A. Imposition de normes acoustiques strictes

  • Restriction basée sur la marge acoustique cumulée: Interdire l’exploitation des avions présentant une marge acoustique cumulée inférieure à 17 EPNdB.
  • Abaissement des seuils de bruit certifiés: Fixer des seuils de bruit plus stricts pour les phases d’approche et de survol.

B. Incitations économiques pour la transition vers des flottes moins bruyantes

  • Taxation des appareils bruyants: Mettre en place une fiscalité écologique spécifique visant les avions ne respectant pas les normes acoustiques.
  • Subventions et aides à la modernisation: Encourager les compagnies aériennes à investir dans des technologies et des avions à faibles émissions sonores.

4. Régulation du trafic aérien : Plafonnement et couvre-feu

A. Plafonnement du trafic

  • Fixer un seuil maximal de mouvements: Proposer un plafonnement du nombre de mouvements annuels à un niveau proche des chiffres pré-Covid, soit environ 440 000 à 500 000 mouvements.
  • Réévaluation des projections de trafic: Revoir l’hypothèse de trafic fixée à 522 000 mouvements en 2030.

B. Instauration d’un couvre-feu nocturne renforcé

  • Instaurer un couvre-feu strict entre 22h00 et 06h00: Réduire significativement le nombre de mouvements pendant les heures les plus sensibles.
  • Exemples et bonnes pratiques: S’inspirer des pratiques en vigueur dans d’autres aéroports européens, tels que Francfort.
  • Contrôle et sanctions: Mettre en place un dispositif de contrôle rigoureux avec des sanctions dissuasives.

5. Dispositif de suivi et d’évaluation : Vers une amélioration continue

  • Indicateurs de suivi: Mettre en place des indicateurs précis pour mesurer l’impact des restrictions.
  • Bilan périodiques: Organiser des évaluations à court et moyen terme.
  • Instance de concertation: Créer une commission réunissant des élus, des représentants des associations de riverains, des experts techniques et des compagnies aériennes.

6. Conséquences pour les riverains et impératifs sanitaires

Les données actuelles montrent une augmentation significative de la population affectée par les nuisances sonores autour de Paris-CDG. Les impacts sur la santé – troubles du sommeil, stress chronique, et risques cardiovasculaires – sont désormais incontestables.

Conclusion : Un appel à une décision courageuse et intégrée

En conclusion, la complexité des enjeux liés aux nuisances aériennes nécessite une approche globale et intégrée.
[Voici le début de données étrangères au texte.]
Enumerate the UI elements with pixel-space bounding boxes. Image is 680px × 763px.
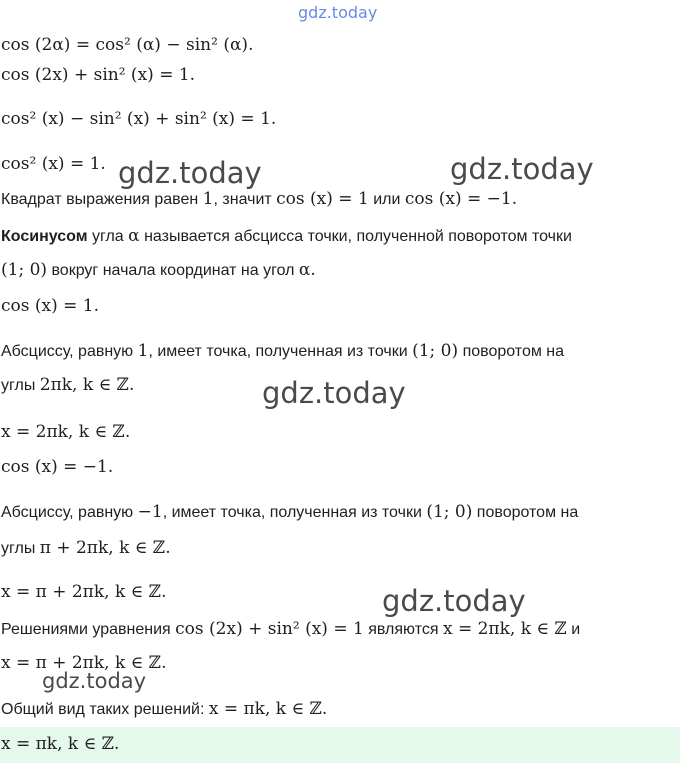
watermark: gdz.today [450,152,594,186]
math-segment: (1; 0) [1,260,48,280]
text-line-5 [1,188,517,211]
text-line-13 [1,501,578,524]
watermark-top: gdz.today [298,3,378,22]
math-segment: 2πk, k ∈ ℤ. [39,375,135,395]
text-segment: Решениями уравнения [1,621,176,638]
math-segment: −1 [137,502,163,522]
math-segment: cos (x) = 1 [276,189,369,209]
text-segment: Абсциссу, равную [1,343,138,360]
math-segment: (1; 0) [412,341,459,361]
math-segment: α [128,226,140,246]
math-segment: x = πk, k ∈ ℤ. [208,699,328,719]
text-segment: , значит [213,191,277,208]
text-line-14 [1,537,171,560]
math-segment: x = 2πk, k ∈ ℤ [442,619,567,639]
text-segment: называется абсцисса точки, полученной поворотом точки [139,228,572,245]
equation-line-3: cos² (x) − sin² (x) + sin² (x) = 1. [1,109,277,129]
equation-line-15: x = π + 2πk, k ∈ ℤ. [1,582,167,602]
text-line-7 [1,259,316,282]
text-segment: Квадрат выражения равен [1,191,203,208]
equation-line-11: x = 2πk, k ∈ ℤ. [1,422,131,442]
equation-line-1: cos (2α) = cos² (α) − sin² (α). [1,35,254,55]
text-segment: Абсциссу, равную [1,504,138,521]
text-line-10 [1,374,134,397]
math-segment: 1 [137,341,149,361]
math-segment: (1; 0) [426,502,473,522]
text-segment: , имеет точка, полученная из точки [148,343,413,360]
equation-line-8: cos (x) = 1. [1,296,100,316]
equation-line-17: x = π + 2πk, k ∈ ℤ. [1,653,167,673]
math-segment: 1 [202,189,214,209]
equation-line-4: cos² (x) = 1. [1,154,106,174]
watermark: gdz.today [42,669,147,693]
text-segment: вокруг начала координат на угол [47,262,299,279]
text-segment: или [368,191,405,208]
math-segment: cos (x) = −1. [404,189,518,209]
math-segment: α. [298,260,316,280]
equation-line-12: cos (x) = −1. [1,457,114,477]
text-segment: , имеет точка, полученная из точки [162,504,427,521]
text-segment: являются [363,621,443,638]
term-bold: Косинусом [1,228,88,245]
text-line-6 [1,225,572,248]
text-line-16 [1,618,580,641]
text-segment: угла [87,228,129,245]
text-segment: углы [1,377,40,394]
equation-line-2: cos (2x) + sin² (x) = 1. [1,65,196,85]
watermark: gdz.today [382,584,526,618]
text-segment: поворотом на [472,504,579,521]
text-line-18 [1,698,327,721]
watermark: gdz.today [118,156,262,190]
text-segment: поворотом на [458,343,565,360]
text-segment: и [566,621,581,638]
text-segment: Общий вид таких решений: [1,701,209,718]
final-answer: x = πk, k ∈ ℤ. [1,734,120,754]
text-segment: углы [1,540,40,557]
watermark: gdz.today [262,376,406,410]
text-line-9 [1,340,564,363]
math-segment: cos (2x) + sin² (x) = 1 [175,619,364,639]
math-segment: π + 2πk, k ∈ ℤ. [39,538,171,558]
Les mesures que je propose s’articulent autour de trois axes complémentaires :

  • Optimisation des procédures opérationnelles et réduction à la source.
  • Renforcement des restrictions techniques et accélération du renouvellement des flottes.
  • Régulation ferme du trafic aérien.

Ces propositions, accompagnées d’un dispositif de suivi et d’évaluation rigoureux, permettront d’assurer une amélioration durable de la qualité de vie des riverains tout en répondant aux défis sanitaires, environnementaux et climatiques actuels.